The greyhound racing industry is a dying breed. Thirty-five states have outlawed it, but race tracks still operate in 10 states.

"The dogs do like to run, but they shouldn't be abused for it, they shouldn't be made to sit in a cage, 22, 23 hours a day doing nothing, just so they can race once or twice a week for 30 seconds," said Davenport.

Gary Guccione represents the racing industry.

"There is plenty of room with the crates," said Guccione. "They are quite large, plenty for a greyhound to stand up, stretch out."

Critics say once the dogs are no longer profitable, some track owners look for ways to get rid of the dogs cheaply.

"There are dogs who are sold to research," said Davenport. "There are dogs who are dumped."

Twenty-thousand greyhounds "retire" each year from racing. Many are adopted, but even industry officials admit that 2,000 to 3,000 dogs are legally killed each year.

"If they are euthanized, it has to be done in a humane manner," said Guccione.

But greyhound rescue groups say the number of greyhounds killed because they can no longer race is much higher, closer to 15,000 dogs a year.

Then there are the injuries: broken necks, dying instantly, crushed skulls, dead on arrival. One dog dropped dead at the finish line.

These "canine refugees" still love to run, but now they're running free, at Barbara Davenport's Fillmore home.

"What Homestretch is trying to do is be sort of a way station at the moment," said Davenport. "The dogs are coming in in batches of two, three, four."

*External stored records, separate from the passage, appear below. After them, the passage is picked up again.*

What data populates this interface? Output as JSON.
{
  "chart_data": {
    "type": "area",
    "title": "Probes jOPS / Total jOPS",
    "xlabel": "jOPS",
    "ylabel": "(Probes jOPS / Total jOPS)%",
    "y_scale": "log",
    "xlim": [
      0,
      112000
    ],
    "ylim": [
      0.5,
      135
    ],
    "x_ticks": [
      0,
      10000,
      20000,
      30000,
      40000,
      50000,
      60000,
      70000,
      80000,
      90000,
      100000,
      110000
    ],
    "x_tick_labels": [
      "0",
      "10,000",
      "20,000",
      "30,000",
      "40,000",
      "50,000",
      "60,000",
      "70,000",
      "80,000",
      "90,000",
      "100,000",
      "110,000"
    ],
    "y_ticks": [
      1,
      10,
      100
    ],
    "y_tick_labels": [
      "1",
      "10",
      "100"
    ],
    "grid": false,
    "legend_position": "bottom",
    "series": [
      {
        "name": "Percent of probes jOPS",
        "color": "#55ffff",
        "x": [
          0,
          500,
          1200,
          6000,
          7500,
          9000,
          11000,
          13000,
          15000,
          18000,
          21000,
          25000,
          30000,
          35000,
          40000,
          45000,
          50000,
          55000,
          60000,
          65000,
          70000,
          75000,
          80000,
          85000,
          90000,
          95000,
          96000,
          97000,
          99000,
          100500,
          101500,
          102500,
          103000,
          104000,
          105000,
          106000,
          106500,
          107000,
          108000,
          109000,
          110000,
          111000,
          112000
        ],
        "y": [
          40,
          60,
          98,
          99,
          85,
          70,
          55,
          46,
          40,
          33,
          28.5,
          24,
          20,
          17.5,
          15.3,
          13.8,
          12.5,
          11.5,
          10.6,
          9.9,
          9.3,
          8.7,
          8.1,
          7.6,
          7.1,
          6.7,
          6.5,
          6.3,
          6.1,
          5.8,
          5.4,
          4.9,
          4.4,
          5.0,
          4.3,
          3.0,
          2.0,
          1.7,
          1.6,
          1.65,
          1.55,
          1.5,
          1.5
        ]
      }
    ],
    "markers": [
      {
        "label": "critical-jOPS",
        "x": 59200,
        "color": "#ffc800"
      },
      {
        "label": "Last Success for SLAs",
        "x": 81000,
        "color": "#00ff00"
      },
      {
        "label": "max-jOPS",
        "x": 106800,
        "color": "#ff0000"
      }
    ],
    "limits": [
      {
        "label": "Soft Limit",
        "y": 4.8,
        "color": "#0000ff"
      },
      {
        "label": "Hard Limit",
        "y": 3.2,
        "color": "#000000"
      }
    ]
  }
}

The dogs get lots of tender loving care and medical care if needed. Then it's off to a network of other greyhound shelters that will take the dogs in until permanent homes can be found.

More than 100 greyhounds will fly into Los Angeles in the next few months, looking to land a comfortable couch to call home.

"They're so loving and so appreciative after what they've been through, still trusting," said Davenport. "They're very easy, they don't make a big fuss, they're quiet, they're clean, they're lazy."

The owners of the track in Guam that shut down are now cooperating with rescue groups to help house the remaining greyhounds until they can be flown to L.A.